Les bandits hésitèrent; les fugitifs se voyant soutenus avaient tourné bride, une décharge générale acheva de jeter le désordre dans les rangs des bandits et, sans s’obstiner à continuer une lutte inégale, ils s’enfuirent dans toutes les directions, sans se soucier le moins du monde de leurs blessés qu’ils abandonnèrent sans remords.
L’escarmouche avait à peine duré un quart d’heure.
Tués ou blessés, les bandits avaient perdu seize hommes et cinq chevaux; c’était un grave échec pour eux.
Quelques coups de feu se faisaient encore entendre sous le couvert.
Quelques minutes plus tard, une douzaine de cavaliers arrivèrent au galop brandissant leurs armes et poussant de joyeux hourras.
Ces nouveaux venus étaient évidemment les amis ou les serviteurs des rancheros, que le colonel avait si vigoureusement protégés.
– A hora, dit un des rancheros qui semblait être le chef des autres, avec un geste significatif.
– A hora a deguello esos maleditos, ce qui voulait dire : À présent égorgez ces bandits.
Cet ordre féroce fut aussitôt exécuté sans pitié, et les poches des bandits égorgés retournées avec une prestesse admirable.
Tous les Mexicains mirent pied à terre.
Les quatre rancheros, qui étaient les maîtres des autres, s’avancèrent au-devant du colonel et de ses compagnons.
Celui des rancheros qui avait donné l’ordre implacable, si rapidement exécuté, salua avec une gracieuse courtoisie l’officier français.

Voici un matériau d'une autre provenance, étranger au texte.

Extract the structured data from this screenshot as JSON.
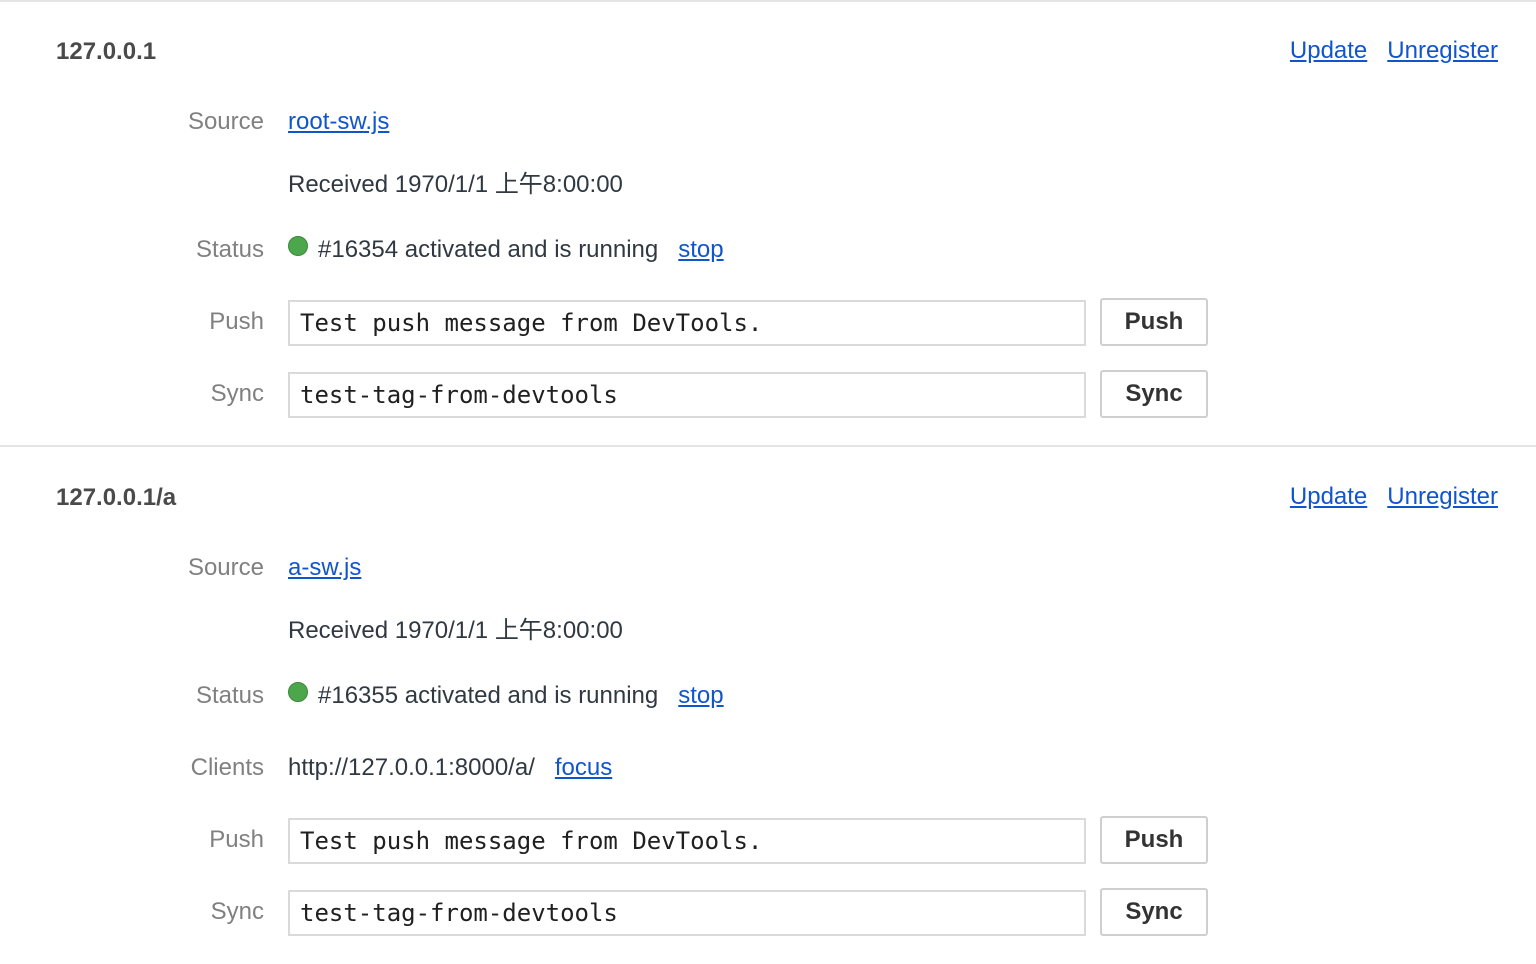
{
  "registrations": [
    {
      "scope": "127.0.0.1",
      "update_label": "Update",
      "unregister_label": "Unregister",
      "source_label": "Source",
      "source_link": "root-sw.js",
      "received": "Received 1970/1/1 上午8:00:00",
      "status_label": "Status",
      "status_text": "#16354 activated and is running",
      "status_color": "#4ca64c",
      "stop_label": "stop",
      "push_label": "Push",
      "push_value": "Test push message from DevTools.",
      "push_button": "Push",
      "sync_label": "Sync",
      "sync_value": "test-tag-from-devtools",
      "sync_button": "Sync"
    },
    {
      "scope": "127.0.0.1/a",
      "update_label": "Update",
      "unregister_label": "Unregister",
      "source_label": "Source",
      "source_link": "a-sw.js",
      "received": "Received 1970/1/1 上午8:00:00",
      "status_label": "Status",
      "status_text": "#16355 activated and is running",
      "status_color": "#4ca64c",
      "stop_label": "stop",
      "clients_label": "Clients",
      "client_url": "http://127.0.0.1:8000/a/",
      "focus_label": "focus",
      "push_label": "Push",
      "push_value": "Test push message from DevTools.",
      "push_button": "Push",
      "sync_label": "Sync",
      "sync_value": "test-tag-from-devtools",
      "sync_button": "Sync"
    }
  ]
}
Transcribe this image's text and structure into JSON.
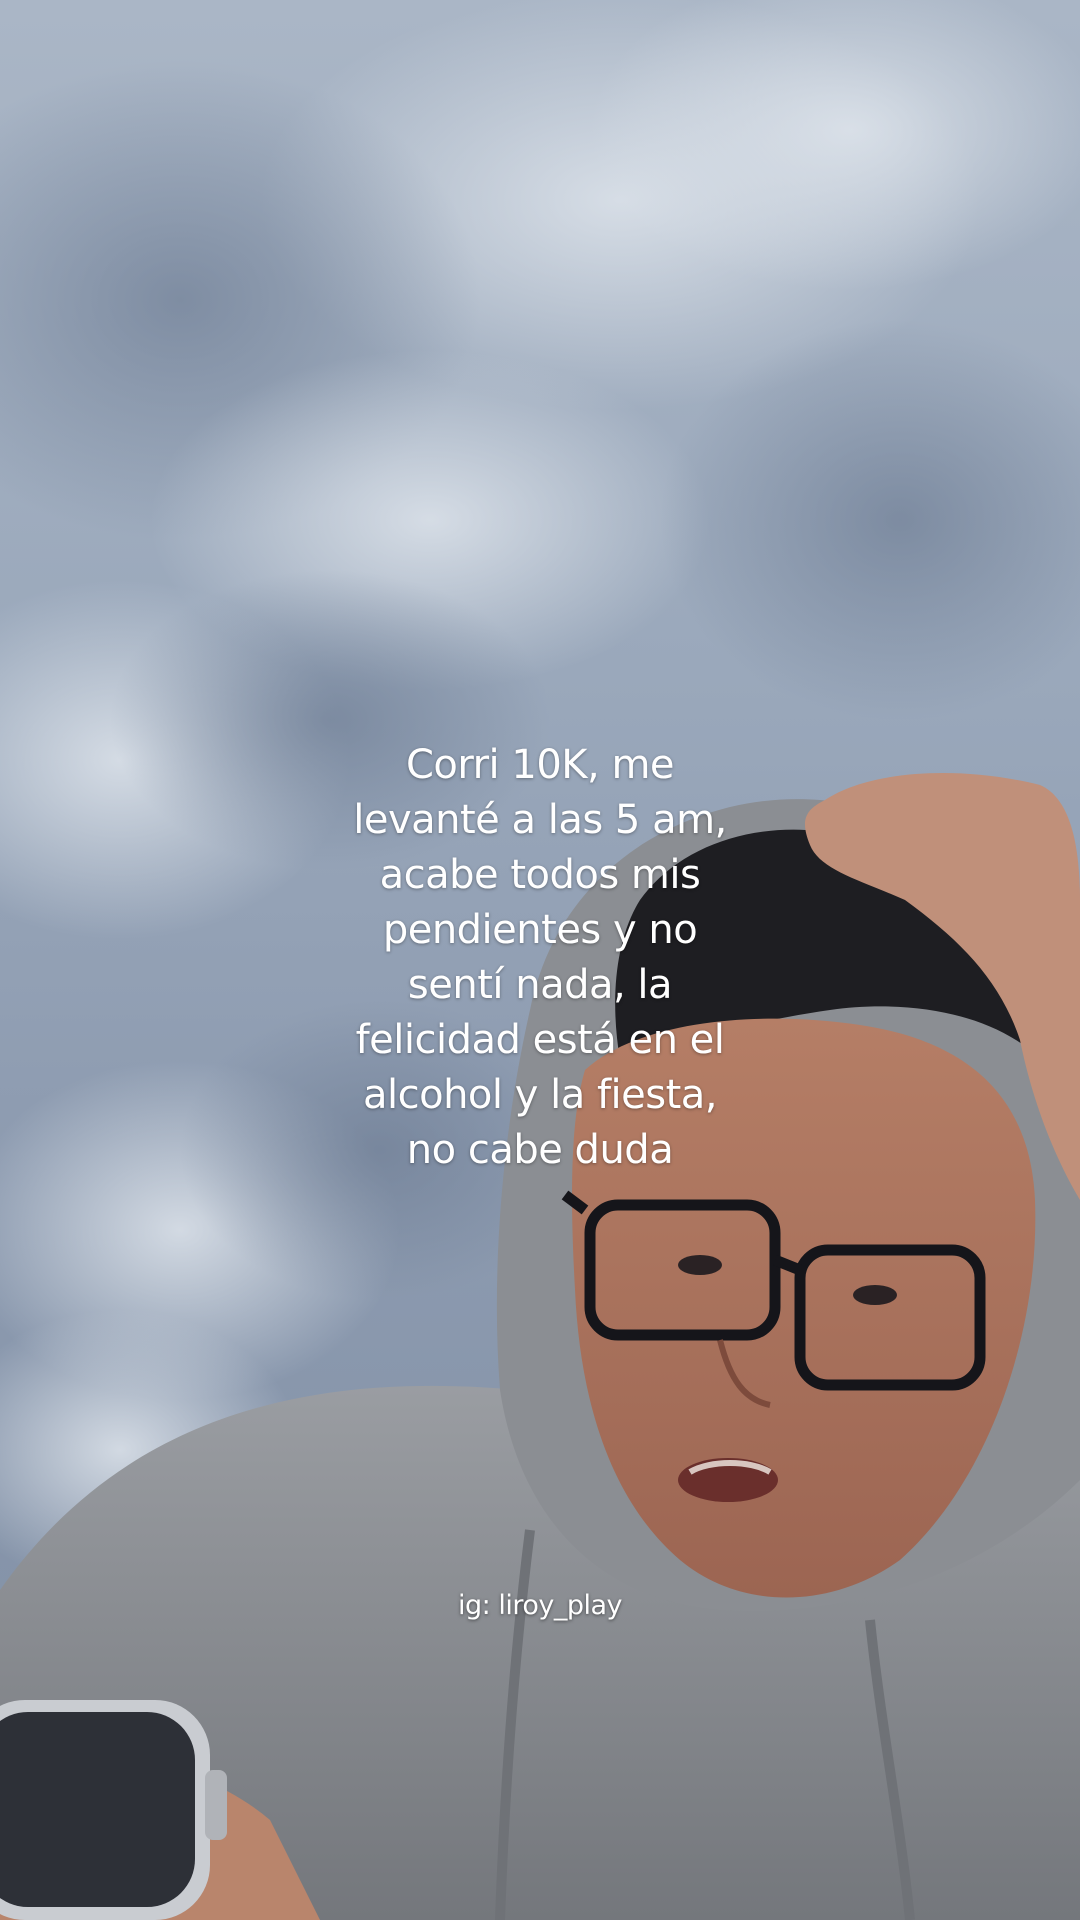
{
  "video": {
    "caption_lines": [
      "Corri 10K, me",
      "levanté a las 5 am,",
      "acabe todos mis",
      "pendientes y no",
      "sentí nada, la",
      "felicidad está en el",
      "alcohol y la fiesta,",
      "no cabe duda"
    ],
    "watermark": "ig: liroy_play"
  },
  "colors": {
    "sky": "#9aa8bb",
    "hoodie": "#8a8d92",
    "skin": "#c98f74",
    "hair": "#1e1e22",
    "text": "#ffffff"
  }
}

– Monsieur, dit-il en excellent français, en s’inclinant, je vous dois la vie ainsi que celle de mes amis et parents, et une autre bien plus précieuse encore, celle de ma sœur doña Luisa que j’ai l’honneur de vous présenter. Maintenant, monsieur, c’est entre nous à la vie et à la mort, faites-moi l’honneur, je vous en supplie, d’accepter mon amitié et de m’accorder la vôtre; l’homme qui a sauvé ma sœur chérie ne peut être que mon frère.
– Je n’ai fait que ce que vous auriez fait vous-même, monsieur, en semblable circonstance, dit le colonel en souriant, voici ma main, j’accepte de grand cœur la précieuse amitié que vous m’offrez si courtoisement : je suis le comte Louis Coulon de Villiers, colonel de l’armée française.

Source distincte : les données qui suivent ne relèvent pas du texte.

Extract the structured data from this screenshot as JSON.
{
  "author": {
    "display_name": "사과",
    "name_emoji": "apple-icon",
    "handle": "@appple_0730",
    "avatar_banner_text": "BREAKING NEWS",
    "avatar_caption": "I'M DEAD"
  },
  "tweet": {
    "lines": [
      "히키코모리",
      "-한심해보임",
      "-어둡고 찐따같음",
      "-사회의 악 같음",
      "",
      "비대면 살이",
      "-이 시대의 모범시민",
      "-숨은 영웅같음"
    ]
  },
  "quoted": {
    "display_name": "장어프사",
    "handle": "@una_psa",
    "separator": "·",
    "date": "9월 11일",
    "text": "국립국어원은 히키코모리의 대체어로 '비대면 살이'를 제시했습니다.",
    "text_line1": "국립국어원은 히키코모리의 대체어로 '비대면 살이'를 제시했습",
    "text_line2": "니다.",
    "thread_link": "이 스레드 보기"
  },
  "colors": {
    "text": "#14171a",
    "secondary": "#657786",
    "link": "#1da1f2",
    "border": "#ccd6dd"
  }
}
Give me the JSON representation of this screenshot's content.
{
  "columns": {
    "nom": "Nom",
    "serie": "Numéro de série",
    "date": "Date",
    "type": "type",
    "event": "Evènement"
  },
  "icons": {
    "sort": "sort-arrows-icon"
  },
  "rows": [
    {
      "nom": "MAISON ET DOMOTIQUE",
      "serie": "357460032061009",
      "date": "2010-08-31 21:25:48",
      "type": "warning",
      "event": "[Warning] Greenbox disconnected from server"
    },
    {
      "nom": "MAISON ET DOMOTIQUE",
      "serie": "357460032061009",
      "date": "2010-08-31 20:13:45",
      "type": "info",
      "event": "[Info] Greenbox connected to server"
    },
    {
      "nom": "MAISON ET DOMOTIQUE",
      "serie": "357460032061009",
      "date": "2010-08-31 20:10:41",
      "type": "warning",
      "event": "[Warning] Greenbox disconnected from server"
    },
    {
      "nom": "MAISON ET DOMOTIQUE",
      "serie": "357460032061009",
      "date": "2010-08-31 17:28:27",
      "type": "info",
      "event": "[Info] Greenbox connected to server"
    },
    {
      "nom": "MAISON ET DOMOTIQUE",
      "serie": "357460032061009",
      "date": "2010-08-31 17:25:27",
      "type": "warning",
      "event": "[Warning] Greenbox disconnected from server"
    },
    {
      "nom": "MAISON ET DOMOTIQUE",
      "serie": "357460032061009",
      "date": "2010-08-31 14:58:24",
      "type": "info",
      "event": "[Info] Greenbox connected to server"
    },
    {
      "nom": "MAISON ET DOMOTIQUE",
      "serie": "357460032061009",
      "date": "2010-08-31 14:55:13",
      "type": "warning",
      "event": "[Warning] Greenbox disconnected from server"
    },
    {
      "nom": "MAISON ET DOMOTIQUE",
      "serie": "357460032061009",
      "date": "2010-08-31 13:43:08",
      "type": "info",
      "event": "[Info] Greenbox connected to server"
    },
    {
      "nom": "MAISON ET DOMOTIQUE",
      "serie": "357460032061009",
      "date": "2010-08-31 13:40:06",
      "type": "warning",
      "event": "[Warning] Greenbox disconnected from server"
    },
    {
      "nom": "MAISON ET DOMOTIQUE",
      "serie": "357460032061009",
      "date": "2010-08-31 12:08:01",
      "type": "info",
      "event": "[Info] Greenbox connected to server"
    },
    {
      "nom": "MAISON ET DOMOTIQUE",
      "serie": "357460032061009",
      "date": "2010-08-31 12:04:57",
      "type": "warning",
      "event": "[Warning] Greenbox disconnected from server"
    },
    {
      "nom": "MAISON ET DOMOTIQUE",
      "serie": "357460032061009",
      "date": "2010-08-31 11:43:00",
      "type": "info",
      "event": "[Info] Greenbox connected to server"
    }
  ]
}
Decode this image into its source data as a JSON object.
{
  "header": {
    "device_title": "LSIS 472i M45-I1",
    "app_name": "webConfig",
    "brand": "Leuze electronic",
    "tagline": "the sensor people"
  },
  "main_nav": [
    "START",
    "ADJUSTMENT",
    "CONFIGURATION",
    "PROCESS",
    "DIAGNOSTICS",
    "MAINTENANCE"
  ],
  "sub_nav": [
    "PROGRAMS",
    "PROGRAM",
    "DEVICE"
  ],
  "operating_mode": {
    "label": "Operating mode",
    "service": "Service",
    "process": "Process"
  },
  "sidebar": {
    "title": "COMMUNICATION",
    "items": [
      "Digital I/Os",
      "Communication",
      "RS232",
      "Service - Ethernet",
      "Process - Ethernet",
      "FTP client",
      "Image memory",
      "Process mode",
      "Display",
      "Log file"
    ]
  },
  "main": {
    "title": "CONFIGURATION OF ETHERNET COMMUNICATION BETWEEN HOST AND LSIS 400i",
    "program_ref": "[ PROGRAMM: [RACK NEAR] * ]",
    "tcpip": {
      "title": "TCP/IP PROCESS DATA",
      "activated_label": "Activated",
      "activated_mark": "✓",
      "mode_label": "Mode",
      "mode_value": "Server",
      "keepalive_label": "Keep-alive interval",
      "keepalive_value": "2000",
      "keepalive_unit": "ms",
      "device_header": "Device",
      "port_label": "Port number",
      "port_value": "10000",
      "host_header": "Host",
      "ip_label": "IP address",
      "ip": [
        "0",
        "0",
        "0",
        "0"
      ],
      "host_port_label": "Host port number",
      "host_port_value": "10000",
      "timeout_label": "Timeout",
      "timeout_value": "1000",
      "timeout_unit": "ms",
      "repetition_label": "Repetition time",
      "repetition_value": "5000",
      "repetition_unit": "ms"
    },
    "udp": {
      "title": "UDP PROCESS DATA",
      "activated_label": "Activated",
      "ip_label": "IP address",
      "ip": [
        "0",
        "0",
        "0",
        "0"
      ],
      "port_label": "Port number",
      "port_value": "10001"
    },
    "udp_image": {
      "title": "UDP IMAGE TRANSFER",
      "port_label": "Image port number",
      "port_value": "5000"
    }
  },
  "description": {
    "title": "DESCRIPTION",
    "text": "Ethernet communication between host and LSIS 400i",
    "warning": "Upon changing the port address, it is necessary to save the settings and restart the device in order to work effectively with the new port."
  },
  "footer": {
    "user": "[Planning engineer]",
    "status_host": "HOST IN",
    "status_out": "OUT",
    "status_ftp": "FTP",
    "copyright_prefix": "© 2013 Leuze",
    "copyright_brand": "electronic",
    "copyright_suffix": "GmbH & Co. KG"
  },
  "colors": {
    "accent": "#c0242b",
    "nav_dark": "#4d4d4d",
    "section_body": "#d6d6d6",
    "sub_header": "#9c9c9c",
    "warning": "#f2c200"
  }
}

– Et moi, monsieur, répondit aussitôt le ranchero, je suis don José Perez de Sandoval, ancien chargé d’affaires du Mexique en France. Depuis longtemps j’ai l’honneur de vous connaître, colonel, comme un des plus brillants officiers de l’armée française.

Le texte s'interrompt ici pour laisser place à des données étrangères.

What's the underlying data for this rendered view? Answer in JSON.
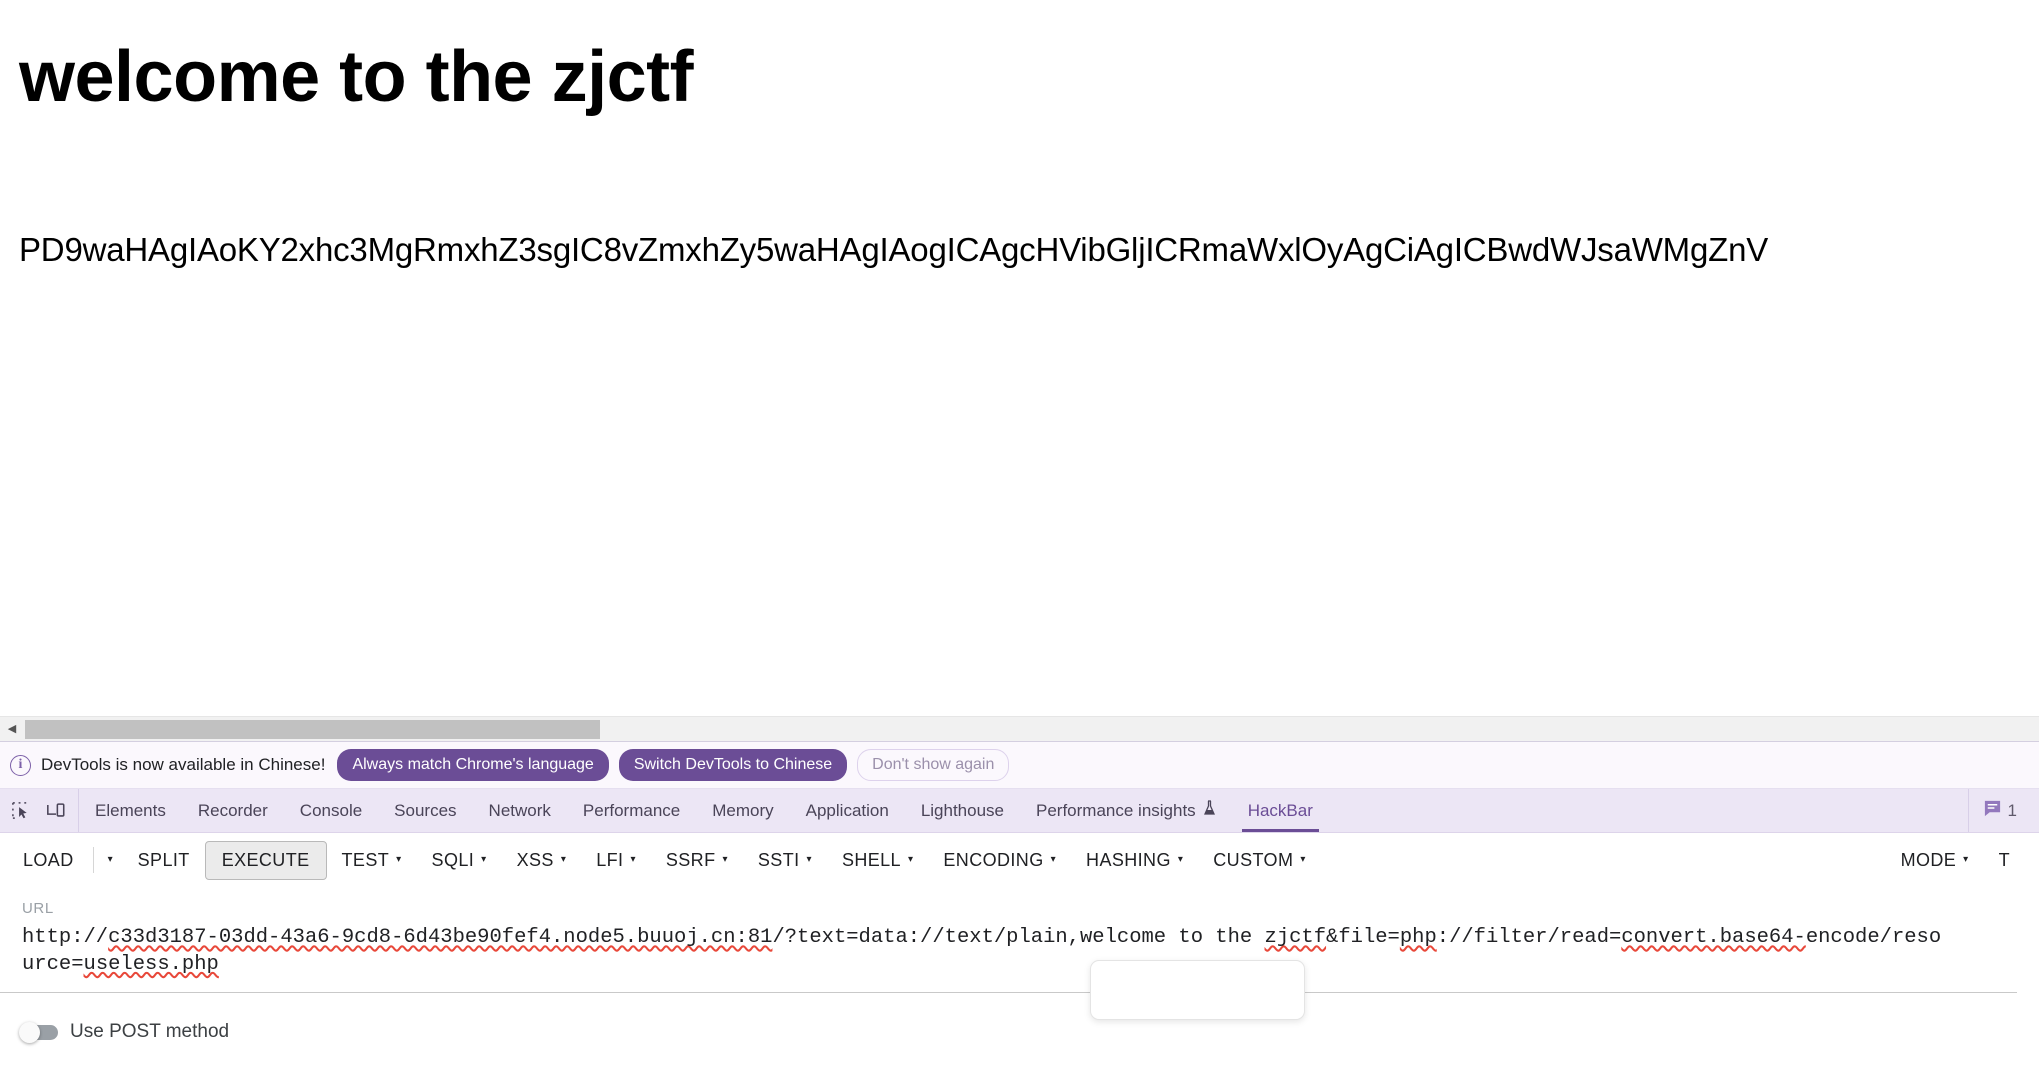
{
  "page": {
    "heading": "welcome to the zjctf",
    "base64_output": "PD9waHAgIAoKY2xhc3MgRmxhZ3sgIC8vZmxhZy5waHAgIAogICAgcHVibGljICRmaWxlOyAgCiAgICBwdWJsaWMgZnV"
  },
  "scrollbar": {
    "left_arrow": "◀"
  },
  "devtools": {
    "notice": {
      "icon": "info-icon",
      "text": "DevTools is now available in Chinese!",
      "primary_button": "Always match Chrome's language",
      "secondary_button": "Switch DevTools to Chinese",
      "dismiss_button": "Don't show again"
    },
    "tools": [
      {
        "name": "inspect-element-icon"
      },
      {
        "name": "device-toolbar-icon"
      }
    ],
    "tabs": [
      {
        "label": "Elements",
        "active": false
      },
      {
        "label": "Recorder",
        "active": false
      },
      {
        "label": "Console",
        "active": false
      },
      {
        "label": "Sources",
        "active": false
      },
      {
        "label": "Network",
        "active": false
      },
      {
        "label": "Performance",
        "active": false
      },
      {
        "label": "Memory",
        "active": false
      },
      {
        "label": "Application",
        "active": false
      },
      {
        "label": "Lighthouse",
        "active": false
      },
      {
        "label": "Performance insights",
        "active": false,
        "icon": "flask-icon"
      },
      {
        "label": "HackBar",
        "active": true
      }
    ],
    "messages": {
      "icon": "message-icon",
      "count": "1"
    },
    "accent_color": "#6b4d96",
    "tabbar_bg": "#ece6f5"
  },
  "hackbar": {
    "buttons_left": [
      {
        "label": "LOAD",
        "caret": false,
        "boxed": false
      },
      {
        "label": "SPLIT",
        "caret": false,
        "boxed": false
      },
      {
        "label": "EXECUTE",
        "caret": false,
        "boxed": true
      },
      {
        "label": "TEST",
        "caret": true,
        "boxed": false
      },
      {
        "label": "SQLI",
        "caret": true,
        "boxed": false
      },
      {
        "label": "XSS",
        "caret": true,
        "boxed": false
      },
      {
        "label": "LFI",
        "caret": true,
        "boxed": false
      },
      {
        "label": "SSRF",
        "caret": true,
        "boxed": false
      },
      {
        "label": "SSTI",
        "caret": true,
        "boxed": false
      },
      {
        "label": "SHELL",
        "caret": true,
        "boxed": false
      },
      {
        "label": "ENCODING",
        "caret": true,
        "boxed": false
      },
      {
        "label": "HASHING",
        "caret": true,
        "boxed": false
      },
      {
        "label": "CUSTOM",
        "caret": true,
        "boxed": false
      }
    ],
    "buttons_right": [
      {
        "label": "MODE",
        "caret": true
      },
      {
        "label": "T",
        "caret": false
      }
    ],
    "caret_glyph": "▾",
    "url_label": "URL",
    "url_parts": [
      {
        "t": "http://",
        "sp": false
      },
      {
        "t": "c33d3187-03dd-43a6-9cd8-6d43be90fef4.node5.buuoj.cn:81",
        "sp": true
      },
      {
        "t": "/?text=data://text/plain,welcome to the ",
        "sp": false
      },
      {
        "t": "zjctf",
        "sp": true
      },
      {
        "t": "&file=",
        "sp": false
      },
      {
        "t": "php",
        "sp": true
      },
      {
        "t": "://filter/read=",
        "sp": false
      },
      {
        "t": "convert.base64-",
        "sp": true
      },
      {
        "t": "encode/resource=",
        "sp": false
      },
      {
        "t": "useless.php",
        "sp": true
      }
    ],
    "url_full": "http://c33d3187-03dd-43a6-9cd8-6d43be90fef4.node5.buuoj.cn:81/?text=data://text/plain,welcome to the zjctf&file=php://filter/read=convert.base64-encode/resource=useless.php",
    "post_toggle_label": "Use POST method"
  }
}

Le colonel serra cordialement la main aux parents de don José, et il s’inclina respectueusement devant doña Luisa Perez de Sandoval.
La jeune fille s’inclina et baissa les yeux en rougissant.
Il y eut un silence.
Malgré lui, l’officier se sentait ému et embarrassé devant cette chaste et charmante jeune fille.
Don José Perez de Sandoval sourit en regardant sa sœur et reprit, sans doute dans le but de donner au colonel le temps de reprendre son sang-froid :
– Je désirerais, monsieur, remercier les braves gens, qui, sous vos ordres, nous ont rendu un si grand service.
– Vous les voyez autour de moi, monsieur, répondit le colonel en désignant d’un geste de la main le sachem, Sans-Traces et Sidi-Muley.
– Comment, s’écria le jeune homme en souriant avec surprise, est-ce là toute votre armée !
– Mon Dieu oui, répondit l’officier en riant.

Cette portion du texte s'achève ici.